From a certain perspective, then, Rocky could be viewed as a new Great White Hope set on redeeming the white working class, left behind and forgotten after years of watching other “noisier” groups progress socially, but he is more elusive and disarming than that. Although working as a collector for a local loan shark, Rocky is reluctant to use force against debtors who can’t pay, and, in contrast with the brutality of his boxing, he is in love with Adrian, a pathologically shy introvert despite a decade of feminist agitation, who only blossoms and finds her voice once she and Rocky sexually connect.
The final moments of the film see Rocky screaming “Adrian!” over the hoopla and music while the announcer declares Apollo Creed the winner. The Italian Stallion is now bloodied and bruised, a figure of tortured flesh reminding us of the very first shot of the film, a fresco of Jesus painted into the domed roof of a small-time boxing arena. Now, having miraculously endured 15 rounds with the champ Rocky ignores the press and microphones closing in; he only wants his woman in his arms: “I love you.”
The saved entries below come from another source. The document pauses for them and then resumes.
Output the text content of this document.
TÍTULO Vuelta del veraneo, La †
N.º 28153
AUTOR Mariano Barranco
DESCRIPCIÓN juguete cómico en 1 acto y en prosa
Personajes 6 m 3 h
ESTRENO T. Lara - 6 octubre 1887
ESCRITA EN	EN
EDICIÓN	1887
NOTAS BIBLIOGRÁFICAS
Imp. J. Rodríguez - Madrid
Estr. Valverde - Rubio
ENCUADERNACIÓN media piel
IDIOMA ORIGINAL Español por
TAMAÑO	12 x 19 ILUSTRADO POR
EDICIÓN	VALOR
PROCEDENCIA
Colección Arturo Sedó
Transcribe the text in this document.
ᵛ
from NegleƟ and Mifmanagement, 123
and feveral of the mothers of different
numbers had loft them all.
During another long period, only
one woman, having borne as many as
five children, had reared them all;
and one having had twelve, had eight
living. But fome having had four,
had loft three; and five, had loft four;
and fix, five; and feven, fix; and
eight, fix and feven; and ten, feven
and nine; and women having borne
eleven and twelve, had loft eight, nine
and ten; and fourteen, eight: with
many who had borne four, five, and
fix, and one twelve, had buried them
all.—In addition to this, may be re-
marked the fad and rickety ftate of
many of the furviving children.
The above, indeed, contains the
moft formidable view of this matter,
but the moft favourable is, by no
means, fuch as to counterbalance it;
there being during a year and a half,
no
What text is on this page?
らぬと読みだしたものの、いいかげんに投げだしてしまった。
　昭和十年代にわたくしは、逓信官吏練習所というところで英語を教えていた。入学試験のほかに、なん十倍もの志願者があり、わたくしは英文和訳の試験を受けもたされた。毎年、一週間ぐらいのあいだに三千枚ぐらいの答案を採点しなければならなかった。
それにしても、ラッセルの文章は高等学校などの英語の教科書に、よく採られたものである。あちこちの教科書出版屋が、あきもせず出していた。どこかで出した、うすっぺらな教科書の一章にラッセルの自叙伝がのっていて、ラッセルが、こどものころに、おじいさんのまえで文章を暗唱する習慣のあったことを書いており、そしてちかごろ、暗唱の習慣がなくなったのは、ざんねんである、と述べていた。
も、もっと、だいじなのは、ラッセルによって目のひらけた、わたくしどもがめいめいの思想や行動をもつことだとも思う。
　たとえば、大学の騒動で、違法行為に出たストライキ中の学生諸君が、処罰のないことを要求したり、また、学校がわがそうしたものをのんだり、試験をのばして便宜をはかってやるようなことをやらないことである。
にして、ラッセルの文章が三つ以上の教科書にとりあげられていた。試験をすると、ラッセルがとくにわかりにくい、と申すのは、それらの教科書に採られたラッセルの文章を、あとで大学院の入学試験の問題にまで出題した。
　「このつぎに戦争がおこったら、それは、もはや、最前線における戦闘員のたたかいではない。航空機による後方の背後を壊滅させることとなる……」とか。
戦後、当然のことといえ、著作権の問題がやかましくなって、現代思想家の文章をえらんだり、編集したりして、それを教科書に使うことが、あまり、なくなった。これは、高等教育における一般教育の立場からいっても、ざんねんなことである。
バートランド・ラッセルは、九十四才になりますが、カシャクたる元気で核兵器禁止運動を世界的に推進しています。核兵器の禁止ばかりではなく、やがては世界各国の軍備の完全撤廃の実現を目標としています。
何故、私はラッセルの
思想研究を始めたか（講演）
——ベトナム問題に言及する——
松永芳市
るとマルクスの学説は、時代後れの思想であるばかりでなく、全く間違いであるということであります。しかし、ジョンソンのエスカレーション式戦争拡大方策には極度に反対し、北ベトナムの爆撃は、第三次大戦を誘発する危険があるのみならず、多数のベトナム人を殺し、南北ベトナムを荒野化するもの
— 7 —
In 2014, with an African-American president, the depiction of Apollo Creed has shifted. In the musical he no longer seems like an impetuous upstart, but a natural inhabitant of the highest rung of power. The potential conflation with Obama clouds the original political focus and much of the historical specificity that gave the film its texture is downplayed in the musical. 1976 and the resonance of the bicentennial no longer figure, the racist barkeep is absent, and the sets and lighting sparkle and scintillate, far from the fraying fabric of the late 1970s.
In the context of U.S. deindustrialization, Rocky’s boxing, born from a proletarian pugilism in which he has nothing to sell but his own fists, resonates with the irredeemable crisis suffered by traditional white male industrial working class. His training sequence in the musical begins with a series of uninspiring video projections timed to the beat of “Eye of the Tiger,” but eventually grows into one the musical’s few evocative moments as hooded athletes appear, multiply, and finally dance. It’s an effective use of abstraction that generalizes the crisis of masculine manual labor and engenders a creative distance between the story and its realization. A mass of “Rockys” inhabit the stage and a vision of what a resonant 21st-century theatrical Rocky could be is briefly glimpsed; Rocky the Ballet? Why not? But soon enough we find ourselves transported into the arena, encircling the ring, and the productive gap that demands our theatrical imaginations abruptly collapses.
This revival of Rocky resurrects a macho icon in an age where masculinity is perhaps suffering from another crisis in the middle of a Broadway theatrical scene that has failed to attract the male demographic. Rocky’s rugged tenacity may serve as a brief antidote to the slippery surface of our contemporary identities, but he is never allowed to embrace the musical theater language and transcend his iconic persona. The “reality” of the arena we inhabit at the end of the musical also distracts from the traditionalism of the hard-won intimacy he shares with Adrian, and the story dissolves into a totalized immediacy which may reflect our current moment, but not the conjuncture of 1976 or the safe harbor of monogamous romance. When the show needs to be “real” and reflect the specificity of ’76, it falters; when it needs to be abstract and reflect Rocky’s quest in the metaphorical language of musical theater, it instead chooses to be “real.” The bond between the two lovers and their desire to escape a frenzied world (and perhaps the musical itself) transforms into our own escape of the world into the delusional emotional terrain of a sporting spectacle. Drunk on the feeling, no spotlight can bring our minds back to the connection between Rocky and Adrian. We are still in the arena, overwhelmed by it all.